CÓMO SE ENTIENDE QUE LA IDEA DEL ENTE SEA LA FORMA DEL ENTENDIMIENTO.

[40.] Cuando se afirma que el objeto del entendimiento es el ente, hay la duda de si se quiere significar que la idea de ente sea la forma general de todas las concepciones; ó si tan solo se quiere decir que todo lo que el entendimiento concibe es ente; ó en otros términos, si la calidad de objeto, se la atribuye al ente, en cuanto ente, por manera que solo bajo esta forma sean concebibles los objetos; ó bien si solo se significa que la calidad de ente conviene á todo lo que el entendimiento concibe. En el primer caso, se tomaria la proposicion reduplicativamente; y equivaldria á esta: «El entendimiento nada concibe, sino en cuanto es ente;» en el segundo, se tomaria formalmente, y equivaldria á esta otra: «todo lo que el entendimiento concibe es ente.»
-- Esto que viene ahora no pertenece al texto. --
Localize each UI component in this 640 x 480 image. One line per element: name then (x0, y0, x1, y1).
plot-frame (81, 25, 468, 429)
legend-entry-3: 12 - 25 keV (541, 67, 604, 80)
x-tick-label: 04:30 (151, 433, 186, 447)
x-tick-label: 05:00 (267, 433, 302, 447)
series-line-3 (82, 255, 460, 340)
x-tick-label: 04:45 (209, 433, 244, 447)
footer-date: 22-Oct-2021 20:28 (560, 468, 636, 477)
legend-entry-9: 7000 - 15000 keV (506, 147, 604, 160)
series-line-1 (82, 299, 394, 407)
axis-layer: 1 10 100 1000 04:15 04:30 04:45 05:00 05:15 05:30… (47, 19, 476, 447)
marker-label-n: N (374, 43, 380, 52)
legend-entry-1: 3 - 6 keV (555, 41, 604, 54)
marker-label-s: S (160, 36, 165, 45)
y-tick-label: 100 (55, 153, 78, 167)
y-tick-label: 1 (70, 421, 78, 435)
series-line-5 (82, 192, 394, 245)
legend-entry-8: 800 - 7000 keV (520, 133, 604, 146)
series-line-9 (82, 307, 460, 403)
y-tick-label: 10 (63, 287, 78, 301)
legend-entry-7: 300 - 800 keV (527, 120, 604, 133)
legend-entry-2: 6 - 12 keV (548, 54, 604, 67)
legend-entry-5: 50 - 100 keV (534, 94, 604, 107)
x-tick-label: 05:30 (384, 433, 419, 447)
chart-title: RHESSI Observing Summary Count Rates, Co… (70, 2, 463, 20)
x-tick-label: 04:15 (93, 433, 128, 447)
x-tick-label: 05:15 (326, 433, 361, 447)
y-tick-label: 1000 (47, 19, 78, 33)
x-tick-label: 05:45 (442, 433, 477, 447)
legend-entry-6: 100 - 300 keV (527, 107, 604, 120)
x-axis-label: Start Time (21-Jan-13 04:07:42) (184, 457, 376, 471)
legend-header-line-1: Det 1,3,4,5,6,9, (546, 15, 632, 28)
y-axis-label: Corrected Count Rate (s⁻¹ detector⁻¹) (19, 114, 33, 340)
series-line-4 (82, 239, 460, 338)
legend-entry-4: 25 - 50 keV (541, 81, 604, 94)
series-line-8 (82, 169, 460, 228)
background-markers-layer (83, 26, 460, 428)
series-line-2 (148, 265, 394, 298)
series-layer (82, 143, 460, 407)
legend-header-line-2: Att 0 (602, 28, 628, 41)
[41.] Yo creo que no puede decirse que el objeto del entendimiento sea solo el ente en cuanto ente; de manera que la idea del ente sea la única forma que el entendimiento conciba; pero sí que esta forma es una condicion esencial á toda percepcion.

[42.] Que la idea de ente, no es la única forma concebida por el entendimiento, se ve claro si se considera que esta idea en sí, no incluye ninguna determinacion, ninguna variedad, no expresa mas que el ser, en toda su abstraccion; luego si el entendimiento no percibiese en los objetos otra cosa que esta idea, no conoceria las diferencias de ellos; su percepcion no pasaria de lo que les es comun á todos: el ser.

[43.] Si se dice que estas diferencias percibidas son maneras de ser, modificaciones de lo representado en la idea general, ya se conviene en que el ser en sí, no es la única forma percibida; pues que la modificacion, la manera de ser, ya añade algo á la idea del ser. El triángulo rectángulo es una manera de triángulo; su idea es una modificacion de la idea general; y nadie dirá que la idea de rectángulo no añade algo á la del triángulo, y que sean una misma cosa. Lo propio se verifica con respecto á la idea del ente y sus modificaciones.

[44.] Ya hemos visto (Lib. IV, cap. XXI) que las ideas indeterminadas no nos conducen por sí solas á conocimientos positivos: y por cierto que ninguna merece mejor este nombre, que la de ente. Si nuestro entendimiento se limitase á ella, la percepcion no seria mas que un concepto vago, incapaz de toda combinacion.

[45.] La misma negacion, que como veremos mas abajo, es conocida por nosotros, no podria serlo, si admitiésemos que el entendimiento nada concibe sino en cuanto es ente; en cuyo caso, nos faltaria la condicion indispensable de todo conocimiento: el principio de contradiccion.

[46.] Bastan estas razones para dejar fuera de duda lo que me proponia manifestar: pero como este punto tiene íntimas relaciones con lo mas trascendental de la lógica y de la metafísica, quiero explicarle mas por extenso en el capítulo siguiente.